LIMITES SÉPARATIVES :
Limites latérales : Limites qui séparent deux propriétés et qui ont un contact en un point avec la limite riveraine d’une voie ou d’une emprise publique.
Limites de fonds de parcelles : Pour les terrains de forme quadrilatère, est dénommée fond de parcelle, la limite du terrain opposée à celle par laquelle s’effectue l’accès des véhicules à la parcelle.
Dans les autres cas, le fond de parcelle est constitué par la limite opposée la plus éloignée de celle supportant cet accès véhicule, à l’exception des terrains de forme triangulaire pour lesquels il n’y a pas de fond de parcelle.
Une limite pour laquelle doivent être appliquées en premier lieu les prescriptions de l’article 6 des règlements de zones ne peut se voir attribuer le caractère de fond de parcelle.
RETRAIT :
La notion de retrait des façades de construction par rapport aux voies et emprises publiques ou aux limites séparatives (articles 6 et 7 des règlement de zone) s’applique au nu de la façade concernée, c’est-à-dire hors éléments de construction en saillie de la façade tels que les saillies traditionnelles, seuils, socles, soubassements, corniches, oriels, marquises, pares-soleil, balcons, éléments architecturaux (encadrements, pilastres, nervures, ...), auvents, portiques, avancées de toiture, bandeaux, appuis de fenêtre ... ne créant pas de surface hors oeuvre brute et dont le dépassement de la façade respecte les dispositions du code de la voirie routière (circulation piéton, voitures, ...).
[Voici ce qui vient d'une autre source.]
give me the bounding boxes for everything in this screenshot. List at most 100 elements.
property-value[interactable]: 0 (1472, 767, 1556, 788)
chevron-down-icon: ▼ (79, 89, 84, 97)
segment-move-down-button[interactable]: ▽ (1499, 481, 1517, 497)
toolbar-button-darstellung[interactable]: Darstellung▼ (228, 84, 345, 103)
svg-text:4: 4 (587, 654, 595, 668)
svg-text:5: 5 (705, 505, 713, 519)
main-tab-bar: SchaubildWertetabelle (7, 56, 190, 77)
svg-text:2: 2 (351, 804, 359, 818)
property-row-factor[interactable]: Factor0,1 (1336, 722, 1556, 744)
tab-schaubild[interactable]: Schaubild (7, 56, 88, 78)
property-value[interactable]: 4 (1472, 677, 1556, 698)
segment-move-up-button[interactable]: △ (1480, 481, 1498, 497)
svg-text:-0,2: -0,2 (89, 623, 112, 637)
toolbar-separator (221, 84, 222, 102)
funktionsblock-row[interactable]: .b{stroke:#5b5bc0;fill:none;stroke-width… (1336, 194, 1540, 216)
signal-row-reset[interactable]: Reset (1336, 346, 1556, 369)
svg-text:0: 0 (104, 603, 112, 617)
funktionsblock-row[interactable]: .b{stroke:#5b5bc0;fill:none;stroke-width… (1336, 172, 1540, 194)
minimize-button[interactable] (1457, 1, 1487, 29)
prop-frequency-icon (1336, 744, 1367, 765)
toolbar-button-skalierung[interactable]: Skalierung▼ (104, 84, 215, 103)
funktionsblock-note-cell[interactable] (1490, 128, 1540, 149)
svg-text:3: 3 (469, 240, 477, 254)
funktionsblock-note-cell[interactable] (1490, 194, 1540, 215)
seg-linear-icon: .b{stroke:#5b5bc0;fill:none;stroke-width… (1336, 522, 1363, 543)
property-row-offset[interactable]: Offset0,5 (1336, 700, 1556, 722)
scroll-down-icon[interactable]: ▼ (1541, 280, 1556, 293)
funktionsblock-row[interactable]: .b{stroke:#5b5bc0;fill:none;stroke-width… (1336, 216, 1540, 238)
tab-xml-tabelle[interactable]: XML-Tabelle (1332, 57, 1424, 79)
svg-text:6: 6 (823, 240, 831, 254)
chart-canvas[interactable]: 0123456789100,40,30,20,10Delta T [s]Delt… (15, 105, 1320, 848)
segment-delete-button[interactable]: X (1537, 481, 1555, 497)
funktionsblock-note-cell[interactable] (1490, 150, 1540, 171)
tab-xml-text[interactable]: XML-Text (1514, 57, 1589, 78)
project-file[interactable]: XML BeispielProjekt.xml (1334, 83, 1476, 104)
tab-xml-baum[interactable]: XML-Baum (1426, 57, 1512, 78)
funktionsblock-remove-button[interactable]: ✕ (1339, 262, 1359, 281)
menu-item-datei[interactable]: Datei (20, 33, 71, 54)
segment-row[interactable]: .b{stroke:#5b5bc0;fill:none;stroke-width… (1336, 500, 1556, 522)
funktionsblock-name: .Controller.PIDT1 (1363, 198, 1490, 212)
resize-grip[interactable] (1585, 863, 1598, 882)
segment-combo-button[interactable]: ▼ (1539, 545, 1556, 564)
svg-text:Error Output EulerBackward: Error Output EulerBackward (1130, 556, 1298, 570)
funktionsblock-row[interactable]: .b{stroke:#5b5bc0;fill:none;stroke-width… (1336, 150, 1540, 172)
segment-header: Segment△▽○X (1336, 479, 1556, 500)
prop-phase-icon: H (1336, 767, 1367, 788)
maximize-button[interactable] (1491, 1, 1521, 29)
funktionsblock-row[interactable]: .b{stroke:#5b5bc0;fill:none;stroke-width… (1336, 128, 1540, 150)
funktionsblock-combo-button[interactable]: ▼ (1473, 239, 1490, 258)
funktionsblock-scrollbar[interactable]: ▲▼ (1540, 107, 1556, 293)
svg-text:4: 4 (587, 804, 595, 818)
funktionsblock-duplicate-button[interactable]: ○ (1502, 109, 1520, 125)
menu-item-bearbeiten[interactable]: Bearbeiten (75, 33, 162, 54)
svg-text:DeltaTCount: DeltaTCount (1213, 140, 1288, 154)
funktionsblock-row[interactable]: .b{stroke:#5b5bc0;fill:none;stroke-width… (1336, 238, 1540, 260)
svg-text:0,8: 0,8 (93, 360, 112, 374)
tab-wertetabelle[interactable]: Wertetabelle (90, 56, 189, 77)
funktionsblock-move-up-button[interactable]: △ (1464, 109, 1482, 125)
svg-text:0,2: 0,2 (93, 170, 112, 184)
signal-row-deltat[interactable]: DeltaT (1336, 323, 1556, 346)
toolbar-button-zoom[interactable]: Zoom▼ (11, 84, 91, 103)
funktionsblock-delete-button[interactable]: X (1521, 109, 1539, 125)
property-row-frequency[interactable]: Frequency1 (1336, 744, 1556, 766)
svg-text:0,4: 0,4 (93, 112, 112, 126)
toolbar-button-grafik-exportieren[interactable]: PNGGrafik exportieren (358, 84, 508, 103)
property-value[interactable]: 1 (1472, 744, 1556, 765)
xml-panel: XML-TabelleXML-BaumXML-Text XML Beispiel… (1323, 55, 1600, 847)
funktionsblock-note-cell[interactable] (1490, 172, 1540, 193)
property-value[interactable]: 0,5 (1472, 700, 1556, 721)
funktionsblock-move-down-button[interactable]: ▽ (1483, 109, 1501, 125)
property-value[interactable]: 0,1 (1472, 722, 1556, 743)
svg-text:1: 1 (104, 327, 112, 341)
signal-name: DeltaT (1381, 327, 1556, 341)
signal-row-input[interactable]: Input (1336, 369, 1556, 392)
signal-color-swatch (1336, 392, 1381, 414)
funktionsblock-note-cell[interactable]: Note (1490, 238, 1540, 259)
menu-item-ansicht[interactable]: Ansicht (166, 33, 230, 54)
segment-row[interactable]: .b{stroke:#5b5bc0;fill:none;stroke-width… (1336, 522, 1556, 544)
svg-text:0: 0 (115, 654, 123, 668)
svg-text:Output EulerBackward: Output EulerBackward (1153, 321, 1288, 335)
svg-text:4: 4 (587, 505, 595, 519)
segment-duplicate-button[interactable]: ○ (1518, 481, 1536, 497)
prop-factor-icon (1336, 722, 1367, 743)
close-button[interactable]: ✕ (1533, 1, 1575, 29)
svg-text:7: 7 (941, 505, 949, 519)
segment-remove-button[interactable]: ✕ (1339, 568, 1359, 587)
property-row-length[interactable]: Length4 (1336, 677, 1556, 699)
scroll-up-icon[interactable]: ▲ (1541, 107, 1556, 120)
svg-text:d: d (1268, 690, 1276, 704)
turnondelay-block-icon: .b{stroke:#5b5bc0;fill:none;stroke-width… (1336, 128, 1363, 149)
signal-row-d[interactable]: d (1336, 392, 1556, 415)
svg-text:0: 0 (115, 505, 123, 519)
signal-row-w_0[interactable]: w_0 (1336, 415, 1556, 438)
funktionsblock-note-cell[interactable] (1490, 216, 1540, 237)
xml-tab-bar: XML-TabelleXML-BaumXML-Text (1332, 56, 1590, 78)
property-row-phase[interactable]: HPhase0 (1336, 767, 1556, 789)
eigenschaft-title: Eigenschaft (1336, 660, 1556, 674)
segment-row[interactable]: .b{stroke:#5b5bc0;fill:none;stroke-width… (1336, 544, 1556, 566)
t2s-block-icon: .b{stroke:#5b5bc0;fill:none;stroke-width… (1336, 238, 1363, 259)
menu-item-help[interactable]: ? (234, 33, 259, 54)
UNITÉ FONCIÈRE OU TERRAIN :
Est considéré comme unité foncière ou terrain, tout bien foncier d’un seul tenant appartenant à un même propriétaire. Sont prises en compte, pour le calcul de la surface du terrain, les parties grevées par un emplacement réservé ou un espace boisé classé.
VOIE :
La voie qui sert de référence pour les règles d’implantation des constructions (article 6 des règlements de zone), est une emprise qui doit desservir plusieurs propriétés et en ce sens permettra la circulation générale des personnes et des véhicules (voies piétonnes, cyclistes, routes, chemins, voies en impasse même privées). La voie doit comporter les aménagements nécessaires à la circulation.
VOLUMÉTRIE :
Le règlement par zone peut évoquer un volume principal de construction (ou une construction principale) et des volumes secondaires. Cette volumétrie fait référence à un modèle traditionnel de composition architecturale, selon lequel l’habitation peut être composée d’un volume principal présent et lisible, souvent rectangulaire dans le sens du faîtage et de volumes secondaires, c’est-à-dire en extension du volume principal, plus petits et plus bas. Ce modèle architectural n’est en aucun obligatoire et ne doit pas empêcher l’architecture contemporaine de qualité.
DISPOSITIONS GÉNÉRALES
TITRE I - DISPOSITIONS GENERALES
CHAPITRE I - CHAMP D'APPLICATION, PORTEE ET CONTENU DU REGLEMENT
Ce règlement est établi en application des dispositions des articles L.123-1 ; R.123-4 et R.123-9 du Code de l'Urbanisme.